From the 15th-22nd my brother visited. He’s 5 years my senior and was always a person I tried to emulate growing up so naturally we share many traits. I introduced him to everyone here in Tabgha and immediately everyone made comparisons and saw the resemblances: personalities, jokes, laughs, smiles, etc.
It was good to have him here. He also served in the Benedictine Volunteer Corps, in Newark, NJ. Obviously not too comparable Israel and New Jersey, what we both share with our service is how extremely different our cultures were from what we were raised in. So in a large way we had many of the same challenges with just a different face. He was good to bounce questions off of.
Whenever the two of us get together we seem to regress back to adolescent feral boys (my parents are wondering how that’s a change for us). We had a lot of fun, some may say too much fun, but even in the moments when it may have been easy to get irritated with the other (mostly him with me on my navigation skills…lack of), we were laughing.
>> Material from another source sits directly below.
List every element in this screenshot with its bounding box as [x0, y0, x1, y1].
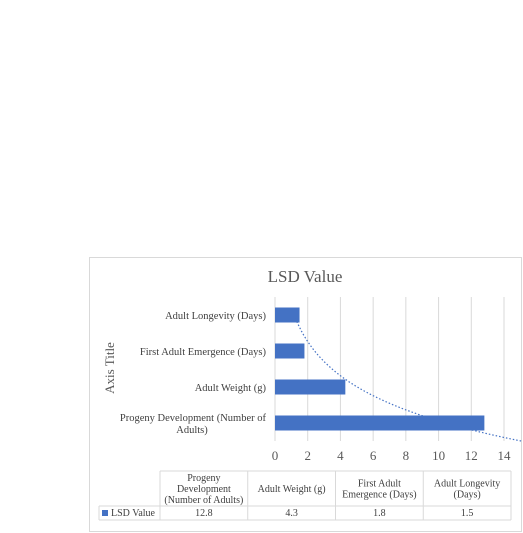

It was almost like a fantasy or some strange dream you have because as a child I would have never foreseen him and I in Israel. There were moments with indescribable views and moods where we were just left enthralled in silence taking it all in.
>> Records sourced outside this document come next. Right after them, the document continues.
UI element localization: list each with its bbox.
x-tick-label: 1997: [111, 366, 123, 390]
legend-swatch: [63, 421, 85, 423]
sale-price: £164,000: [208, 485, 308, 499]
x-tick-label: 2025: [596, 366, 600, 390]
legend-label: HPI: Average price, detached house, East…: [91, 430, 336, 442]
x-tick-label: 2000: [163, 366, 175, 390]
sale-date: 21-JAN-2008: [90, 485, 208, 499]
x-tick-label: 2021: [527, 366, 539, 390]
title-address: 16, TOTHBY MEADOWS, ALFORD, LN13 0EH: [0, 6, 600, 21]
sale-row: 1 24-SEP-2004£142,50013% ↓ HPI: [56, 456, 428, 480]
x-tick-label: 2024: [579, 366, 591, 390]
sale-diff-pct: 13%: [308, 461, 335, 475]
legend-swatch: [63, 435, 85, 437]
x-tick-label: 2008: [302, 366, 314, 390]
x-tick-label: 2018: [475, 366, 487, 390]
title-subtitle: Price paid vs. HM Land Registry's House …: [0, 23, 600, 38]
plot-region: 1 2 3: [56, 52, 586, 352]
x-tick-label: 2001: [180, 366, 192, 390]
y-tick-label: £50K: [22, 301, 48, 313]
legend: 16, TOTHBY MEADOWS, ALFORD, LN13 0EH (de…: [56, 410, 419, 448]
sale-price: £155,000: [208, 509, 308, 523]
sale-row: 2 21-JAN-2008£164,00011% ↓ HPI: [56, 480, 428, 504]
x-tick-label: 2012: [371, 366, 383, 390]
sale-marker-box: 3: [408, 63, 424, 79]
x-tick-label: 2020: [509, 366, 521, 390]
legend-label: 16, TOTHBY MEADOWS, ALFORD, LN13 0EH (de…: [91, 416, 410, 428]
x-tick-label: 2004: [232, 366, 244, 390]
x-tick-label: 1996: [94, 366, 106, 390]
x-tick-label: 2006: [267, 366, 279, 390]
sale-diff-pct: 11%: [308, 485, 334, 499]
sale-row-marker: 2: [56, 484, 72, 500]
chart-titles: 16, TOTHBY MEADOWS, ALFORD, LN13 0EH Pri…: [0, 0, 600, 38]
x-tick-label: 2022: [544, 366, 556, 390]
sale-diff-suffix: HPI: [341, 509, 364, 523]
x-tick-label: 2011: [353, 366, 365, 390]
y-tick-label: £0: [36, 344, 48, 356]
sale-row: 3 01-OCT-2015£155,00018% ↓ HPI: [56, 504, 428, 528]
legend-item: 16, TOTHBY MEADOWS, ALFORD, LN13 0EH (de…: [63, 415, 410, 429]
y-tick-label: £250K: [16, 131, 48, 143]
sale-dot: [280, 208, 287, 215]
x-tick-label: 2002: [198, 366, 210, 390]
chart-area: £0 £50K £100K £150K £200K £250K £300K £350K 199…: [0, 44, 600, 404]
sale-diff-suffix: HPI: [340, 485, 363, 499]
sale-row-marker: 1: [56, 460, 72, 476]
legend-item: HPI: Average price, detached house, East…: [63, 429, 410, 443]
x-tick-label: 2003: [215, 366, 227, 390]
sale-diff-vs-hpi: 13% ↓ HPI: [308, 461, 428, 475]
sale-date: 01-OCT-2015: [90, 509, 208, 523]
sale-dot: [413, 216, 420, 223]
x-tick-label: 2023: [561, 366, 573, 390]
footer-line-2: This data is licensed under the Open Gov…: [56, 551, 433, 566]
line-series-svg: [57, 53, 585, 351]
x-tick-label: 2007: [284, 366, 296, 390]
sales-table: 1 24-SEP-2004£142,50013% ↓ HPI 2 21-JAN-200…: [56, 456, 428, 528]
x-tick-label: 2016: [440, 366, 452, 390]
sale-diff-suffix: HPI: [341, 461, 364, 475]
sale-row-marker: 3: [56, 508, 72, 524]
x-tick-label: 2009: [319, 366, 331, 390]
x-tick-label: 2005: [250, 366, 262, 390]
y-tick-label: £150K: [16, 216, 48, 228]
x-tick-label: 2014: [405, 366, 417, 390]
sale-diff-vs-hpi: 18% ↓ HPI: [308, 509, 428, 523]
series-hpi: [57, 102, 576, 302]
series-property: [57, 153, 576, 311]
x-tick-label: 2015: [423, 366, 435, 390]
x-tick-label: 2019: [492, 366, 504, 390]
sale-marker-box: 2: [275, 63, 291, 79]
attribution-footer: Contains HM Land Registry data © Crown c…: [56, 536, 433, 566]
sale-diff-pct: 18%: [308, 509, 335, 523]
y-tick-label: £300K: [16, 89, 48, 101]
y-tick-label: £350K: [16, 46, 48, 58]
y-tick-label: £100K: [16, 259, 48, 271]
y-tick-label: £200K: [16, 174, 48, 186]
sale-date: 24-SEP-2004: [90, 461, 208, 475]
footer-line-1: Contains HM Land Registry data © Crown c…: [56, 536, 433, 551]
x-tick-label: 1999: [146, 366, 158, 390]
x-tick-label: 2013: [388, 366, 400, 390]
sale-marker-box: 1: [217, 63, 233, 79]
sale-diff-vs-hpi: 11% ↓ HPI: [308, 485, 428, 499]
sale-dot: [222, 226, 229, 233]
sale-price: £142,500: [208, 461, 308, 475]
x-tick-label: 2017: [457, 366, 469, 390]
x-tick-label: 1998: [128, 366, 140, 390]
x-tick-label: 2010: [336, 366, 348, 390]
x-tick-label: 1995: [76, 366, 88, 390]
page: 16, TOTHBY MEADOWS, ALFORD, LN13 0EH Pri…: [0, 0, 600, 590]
We are beginning the busy season for guests here in Tabgha, as our first big group just left and now I can’t imagine how fast time is going to fly from here on out. I kind of feel helpless like time is whizzing by me and I can’t grab onto to it to slow it down.
Early Friday morning we had daylight savings. As miscommunication has been my motto this year, our cook Ibrahim said “we get one more”, and un-clarified a couple people thought he meant that you get to sleep an extra hour where he meant you have to add one more hour ahead. It caused for quite some confusion: the bells for mass rang two hours late and as I walked down to my workplace one of the sisters asked, “why are going to work so early?” (thinking it was 6:40am).